Sehr bald kam auch Hans Schettlinger dazu.

Wir wandten uns an Heinrich Munk aus Probsthagen, der schon einige Dorfchroniken verfaßt hatte und baten ihn, uns beim Erstellen einer Festschrift zu diesem Jubiläumsanlaß zu helfen.

Bei seinen Forschungen in den alten Kapellenrechnungsbüchern fiehlen ihm Schriftstücke in die Hände, aus denen die Geschehnisse um den Erweiterungsbau der Großenheidorner Kapelle im Jahre 1691 hervorgingen. Außerdem fand er heraus, daß der 21. Dezember in jedem Jahr in Großenheidorn ein ganz besonderer Tag war (u. a. wurde die Pacht für das Kapellenland von den Bauern bezahlt, der Küster bekam seine Auslagen für die Abendmahlsfeiern des Jahres erstattet usw.).

Im Heiligenkalender der katholischen Kirche ist das der Tag des „ungläubigen“ Jüngers Thomas, - - und daraus folgte, daß die alte Kapelle in vorreformatorischer Zeit (in Schaumburg-Lippe wurde die Reformation 1559 durch Graf Otto IV. eingeführt) eine „Thomas-Kapelle“ gewesen sein muß.

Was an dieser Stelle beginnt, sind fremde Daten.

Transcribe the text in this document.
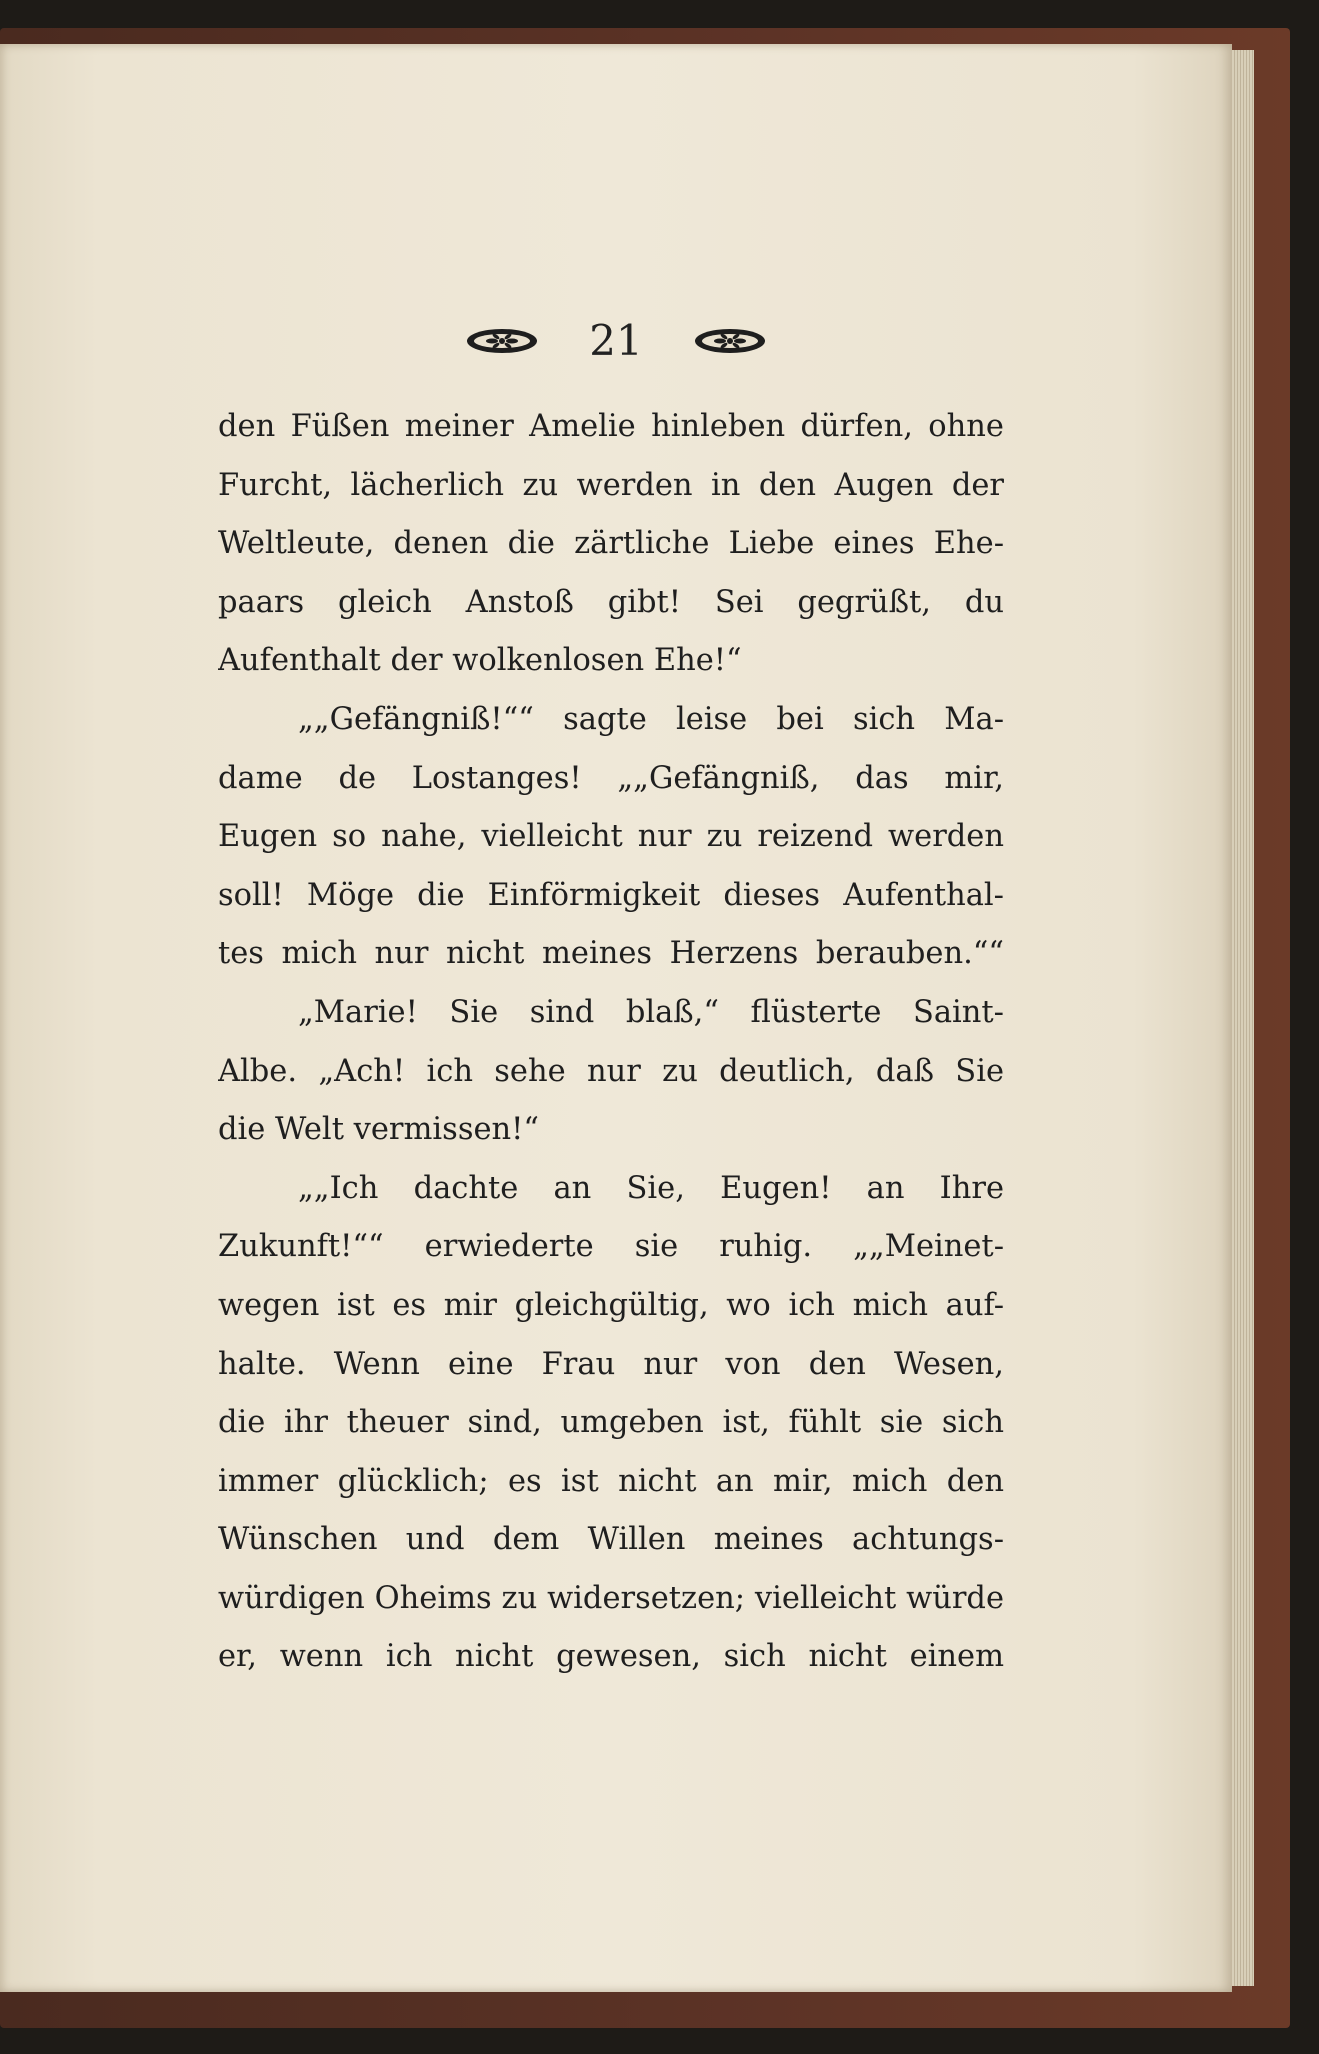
21
den Füßen meiner Amelie hinleben dürfen, ohne
Furcht, lächerlich zu werden in den Augen der
Weltleute, denen die zärtliche Liebe eines Ehe-
paars gleich Anstoß gibt! Sei gegrüßt, du
Aufenthalt der wolkenlosen Ehe!“
„„Gefängniß!““ sagte leise bei sich Ma-
dame de Lostanges! „„Gefängniß, das mir,
Eugen so nahe, vielleicht nur zu reizend werden
soll! Möge die Einförmigkeit dieses Aufenthal-
tes mich nur nicht meines Herzens berauben.““
„Marie! Sie sind blaß,“ flüsterte Saint-
Albe. „Ach! ich sehe nur zu deutlich, daß Sie
die Welt vermissen!“
„„Ich dachte an Sie, Eugen! an Ihre
Zukunft!““ erwiederte sie ruhig. „„Meinet-
wegen ist es mir gleichgültig, wo ich mich auf-
halte. Wenn eine Frau nur von den Wesen,
die ihr theuer sind, umgeben ist, fühlt sie sich
immer glücklich; es ist nicht an mir, mich den
Wünschen und dem Willen meines achtungs-
würdigen Oheims zu widersetzen; vielleicht würde
er, wenn ich nicht gewesen, sich nicht einem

Und so kamen wir in diesem Arbeitskreis auf die Idee, die Landeskirche zu bitten, der Kirche ihren alten Namen zurückzugeben. Außerdem könnte man das dann mit einem „Kirchweihfest“ verbinden und aus dem vielleicht eine „neue“ Tradition machen, - wie es dann ja auch geschehen ist.

Am 13., 14. und 15.9.1991 fand dann das erste „Kirchweihfest“ statt.

Auf der Rechnung von Schlachter Henry Schweer stand u.a.:

200 Portionen Erbsensuppe, 1120 Bratwürste, 25 Stangen Kaviarbrote, 1 Eimer Senf 1 ½ Sack Holzkohle 1000 Stück Bratwurstpappen.

Mit einiger Verspätung kam dann – wegen des schweren Herzinfarktes von Heinrich Munk – das kleine Buch = Festschrift „300 Jahte St. Thomas zu Großenheidorn – 1691-1992“ heraus.

Ich legte auf das St. Thomas wert, weil es deutlich machen sollte, daß wir den Namen der Kirche nicht neu „erfunden“ haben, wie es z.B. die Steinhuder mit ihrer „Petruskirche“ gemacht haben, die ja – wie sich erst später herausstellte – eigentlich eine „Marienkirche“ war, sondern daß wir den alten Namen aus katholischen, - aus vorreformatorischen Zeiten wieder aus der Vergessenheit hervorgeholt haben.

Bei etwa einem Drittel der evangelischen Kirchen, die älter sind als die Reformation, ist der ursprüngliche Name vergessen und verdrängt worden, weil die Evangelischen eben nicht an die „Heiligen“, die jeweiligen Patrone und Namensgeber der Kirchen glaubten und weil somit alles „Katholische“ vergessen und verdrängt werden mußte.

 

Wunstorf, den 11.11.2020

Wilhelm Thürnau

 

Bild (H.Schettlinger): Kapelle um 1920. Der Eingang ist seitlich, der Innenraum der Kirche wurde mit einem
„Bullerofen“ beheizt 
(langer Schornstein). Der Anbau der Sakristei kam erst später hinzu.